In fact, if there is any tradition Ishiguro’s writing is deeply steeped in, it’s not Japanese, but Western. In an interview with Gregory Mason, Ishiguro says: “I feel that I’m very much of the Western tradition. And I’m often quite amused when reviewers make a lot of my being Japanese and try to mention the two or three authors they’ve vaguely heard of.” Ishiguro has, in several interviews, mentioned Fyodor Dostoevsky (1821–81), Anton Chekhov (1860–1904), Charlotte Brontë (1816–55) and Charles Dickens (1812–70) as his influences. What does Ishiguro likes about the “full-blooded nineteenth-century fiction” he first read in university? He tells Susannah Hunnewell in an interview for The Paris Review, “It’s realist in the sense that the world created in the fiction is more or less akin to the world we live in. Also, it’s work you can get lost in. There’s a confidence in narrative, which uses the traditional tools of plot and structure and character. Because I hadn’t read a lot as a child, I needed a firm foundation. Charlotte Brontë of Villette and Jane Eyre; Dostoyevsky of those four big novels; Chekhov’s short stories; Tolstoy of War and Peace. Bleak House (Charles Dickens). And at least five of the six Jane Austen novels. If you have read those, you have a very solid foundation.”

Ishiguro tells Mason that his “Japanese influences” includes Junichiro Tanizaki (1886-1965), Yasunari Kawabata (1899-1972), Masuji Ibuse (1898–1993) and Natsume Soseki (1867-1916). He, however, adds that the most relevant Japanese influence in his work is probably the Japanese films of directors such as Yasujiro Ozu (1903-63) and Mikio Naruse (1905-69). In another interview conducted shortly after the publication of An Artist of the Floating World, Ishiguro says: “If I borrow anything from any tradition, it’s probably from that tradition that tries to avoid anything that is overtly melodramatic or plotty, that tries basically to remain within the realms of everyday experience.” He also tells Mason: “I’m very keen that whenever I portray books that are set in Japan, even if it’s not very accurately Japan, that people are seen to be just people. I ask myself the same questions about my Japanese characters that I would about English characters, when I’m asking the big questions, what’s really important to them. My experience of Japanese people in this realm is that they’re like everybody else. They’re like me, my parents.
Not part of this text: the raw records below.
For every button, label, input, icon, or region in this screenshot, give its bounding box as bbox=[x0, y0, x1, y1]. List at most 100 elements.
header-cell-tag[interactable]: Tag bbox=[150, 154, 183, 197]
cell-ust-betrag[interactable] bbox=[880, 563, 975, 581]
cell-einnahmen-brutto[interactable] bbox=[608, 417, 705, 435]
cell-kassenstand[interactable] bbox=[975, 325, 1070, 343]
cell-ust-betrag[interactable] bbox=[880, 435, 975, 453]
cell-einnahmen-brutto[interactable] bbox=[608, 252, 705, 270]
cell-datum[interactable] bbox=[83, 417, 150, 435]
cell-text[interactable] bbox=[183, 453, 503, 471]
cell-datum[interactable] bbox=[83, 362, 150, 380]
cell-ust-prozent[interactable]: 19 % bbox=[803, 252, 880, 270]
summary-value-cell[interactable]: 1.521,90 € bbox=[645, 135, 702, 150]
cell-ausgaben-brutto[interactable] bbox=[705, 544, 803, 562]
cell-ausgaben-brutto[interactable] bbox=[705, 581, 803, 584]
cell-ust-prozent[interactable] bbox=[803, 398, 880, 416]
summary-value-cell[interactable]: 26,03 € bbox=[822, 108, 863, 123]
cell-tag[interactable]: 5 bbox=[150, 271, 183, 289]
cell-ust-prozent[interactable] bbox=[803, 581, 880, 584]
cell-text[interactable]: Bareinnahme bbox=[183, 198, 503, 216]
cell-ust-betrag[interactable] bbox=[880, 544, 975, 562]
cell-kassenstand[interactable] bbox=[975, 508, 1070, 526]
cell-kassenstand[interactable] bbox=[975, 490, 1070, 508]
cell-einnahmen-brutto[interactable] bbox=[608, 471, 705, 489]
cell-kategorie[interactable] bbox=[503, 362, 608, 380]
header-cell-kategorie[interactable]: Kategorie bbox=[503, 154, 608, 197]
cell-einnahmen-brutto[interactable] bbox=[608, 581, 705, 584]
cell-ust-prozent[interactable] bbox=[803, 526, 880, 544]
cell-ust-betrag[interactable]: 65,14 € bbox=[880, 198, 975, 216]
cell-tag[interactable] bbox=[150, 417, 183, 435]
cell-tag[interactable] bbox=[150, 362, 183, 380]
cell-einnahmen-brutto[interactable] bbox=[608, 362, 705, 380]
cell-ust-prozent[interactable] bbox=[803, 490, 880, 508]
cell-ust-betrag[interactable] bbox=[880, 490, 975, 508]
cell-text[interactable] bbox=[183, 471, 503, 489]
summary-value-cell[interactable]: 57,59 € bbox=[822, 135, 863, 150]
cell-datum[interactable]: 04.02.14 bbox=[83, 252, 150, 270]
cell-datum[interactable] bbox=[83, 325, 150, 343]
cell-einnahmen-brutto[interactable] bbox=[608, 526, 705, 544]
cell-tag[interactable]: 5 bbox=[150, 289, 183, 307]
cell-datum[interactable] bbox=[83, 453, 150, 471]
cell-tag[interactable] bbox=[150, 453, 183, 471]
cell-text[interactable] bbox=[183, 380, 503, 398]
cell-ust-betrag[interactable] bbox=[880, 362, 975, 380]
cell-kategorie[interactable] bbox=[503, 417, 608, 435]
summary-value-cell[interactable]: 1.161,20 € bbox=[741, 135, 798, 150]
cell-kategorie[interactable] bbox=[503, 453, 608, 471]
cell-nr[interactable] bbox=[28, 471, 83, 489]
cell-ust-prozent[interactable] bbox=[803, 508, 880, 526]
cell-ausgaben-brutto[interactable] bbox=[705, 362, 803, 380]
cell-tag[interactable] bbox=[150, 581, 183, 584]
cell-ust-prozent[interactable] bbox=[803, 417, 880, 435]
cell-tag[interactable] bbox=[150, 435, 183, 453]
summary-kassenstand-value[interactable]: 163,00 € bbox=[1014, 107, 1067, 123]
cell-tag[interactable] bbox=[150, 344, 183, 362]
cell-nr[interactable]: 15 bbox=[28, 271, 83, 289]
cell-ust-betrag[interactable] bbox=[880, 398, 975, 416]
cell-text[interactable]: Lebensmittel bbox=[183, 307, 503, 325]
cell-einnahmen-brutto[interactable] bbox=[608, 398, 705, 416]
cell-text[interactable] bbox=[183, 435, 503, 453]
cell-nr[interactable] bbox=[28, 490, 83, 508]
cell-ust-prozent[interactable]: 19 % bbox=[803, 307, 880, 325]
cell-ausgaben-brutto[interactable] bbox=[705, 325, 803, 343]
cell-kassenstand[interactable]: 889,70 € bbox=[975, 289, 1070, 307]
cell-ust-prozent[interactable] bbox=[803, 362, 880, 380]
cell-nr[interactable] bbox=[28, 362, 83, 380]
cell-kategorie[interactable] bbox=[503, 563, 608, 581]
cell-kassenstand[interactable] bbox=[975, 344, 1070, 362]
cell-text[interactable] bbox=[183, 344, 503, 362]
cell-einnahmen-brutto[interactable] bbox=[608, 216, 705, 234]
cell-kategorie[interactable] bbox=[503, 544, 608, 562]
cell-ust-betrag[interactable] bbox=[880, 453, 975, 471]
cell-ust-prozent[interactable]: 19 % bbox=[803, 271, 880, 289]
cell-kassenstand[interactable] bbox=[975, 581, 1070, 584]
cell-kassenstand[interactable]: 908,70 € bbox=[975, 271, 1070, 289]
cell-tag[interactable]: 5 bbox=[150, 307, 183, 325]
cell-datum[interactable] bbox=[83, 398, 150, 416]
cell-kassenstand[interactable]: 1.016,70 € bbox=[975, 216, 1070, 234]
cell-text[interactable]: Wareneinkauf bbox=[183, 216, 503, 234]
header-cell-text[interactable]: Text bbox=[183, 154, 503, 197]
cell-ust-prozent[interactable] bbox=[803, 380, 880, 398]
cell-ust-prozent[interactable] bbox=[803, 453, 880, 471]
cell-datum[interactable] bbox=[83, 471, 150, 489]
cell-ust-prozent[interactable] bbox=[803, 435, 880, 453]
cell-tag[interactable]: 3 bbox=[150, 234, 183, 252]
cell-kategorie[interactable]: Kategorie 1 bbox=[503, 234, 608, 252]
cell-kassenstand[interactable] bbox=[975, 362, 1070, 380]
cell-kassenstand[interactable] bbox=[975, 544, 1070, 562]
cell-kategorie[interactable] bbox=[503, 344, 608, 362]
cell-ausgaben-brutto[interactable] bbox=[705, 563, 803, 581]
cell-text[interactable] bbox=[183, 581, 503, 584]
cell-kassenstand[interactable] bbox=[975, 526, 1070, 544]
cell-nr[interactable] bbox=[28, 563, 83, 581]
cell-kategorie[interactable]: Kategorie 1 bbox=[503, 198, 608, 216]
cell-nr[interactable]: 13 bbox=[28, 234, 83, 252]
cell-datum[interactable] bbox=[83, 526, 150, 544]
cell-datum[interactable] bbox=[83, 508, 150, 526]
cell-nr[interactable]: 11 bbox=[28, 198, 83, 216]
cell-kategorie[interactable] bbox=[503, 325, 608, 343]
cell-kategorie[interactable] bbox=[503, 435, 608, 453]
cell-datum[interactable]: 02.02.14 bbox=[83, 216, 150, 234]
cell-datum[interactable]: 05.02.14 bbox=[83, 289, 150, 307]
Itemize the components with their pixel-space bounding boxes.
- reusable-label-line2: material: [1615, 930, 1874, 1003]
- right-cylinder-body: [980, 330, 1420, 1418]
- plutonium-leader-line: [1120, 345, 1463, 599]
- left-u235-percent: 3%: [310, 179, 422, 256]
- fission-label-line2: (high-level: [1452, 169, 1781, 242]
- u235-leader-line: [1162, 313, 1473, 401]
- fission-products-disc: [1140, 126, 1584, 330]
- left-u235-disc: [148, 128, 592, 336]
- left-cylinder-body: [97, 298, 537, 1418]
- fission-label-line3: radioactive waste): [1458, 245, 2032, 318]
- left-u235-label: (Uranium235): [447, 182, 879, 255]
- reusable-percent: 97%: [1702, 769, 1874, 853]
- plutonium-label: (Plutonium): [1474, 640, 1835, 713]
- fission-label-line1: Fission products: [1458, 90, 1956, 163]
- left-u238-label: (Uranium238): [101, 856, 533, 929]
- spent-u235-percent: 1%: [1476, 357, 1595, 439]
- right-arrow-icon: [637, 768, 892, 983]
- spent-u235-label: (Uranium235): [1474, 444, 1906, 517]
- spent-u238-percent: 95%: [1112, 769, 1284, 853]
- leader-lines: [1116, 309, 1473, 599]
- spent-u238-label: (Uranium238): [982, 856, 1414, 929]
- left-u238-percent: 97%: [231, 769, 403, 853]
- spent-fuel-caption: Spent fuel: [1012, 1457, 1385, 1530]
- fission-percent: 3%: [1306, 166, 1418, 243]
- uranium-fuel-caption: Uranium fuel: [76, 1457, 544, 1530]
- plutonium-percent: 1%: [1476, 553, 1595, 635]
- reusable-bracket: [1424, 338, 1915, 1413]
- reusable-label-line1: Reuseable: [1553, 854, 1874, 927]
I don’t see them as people who go around slashing their stomachs.” 

Therefore, any attempt to approach the work of Ishiguro, argues Wai-chew Sim, must be through an understanding of his style and his narratives rather than basing discussions of his work on his biography. While numerous critics, including Rocio Davis and Mark Wormald, have connected Ishiguro to Rushdie, Sim says it is a “superficial” connection. “My style is almost the antithesis of Rushdie or Timothy Mo. Their writing tends to have these quirks where it explodes in all kinds of directions,” Ishiguro said in an interview.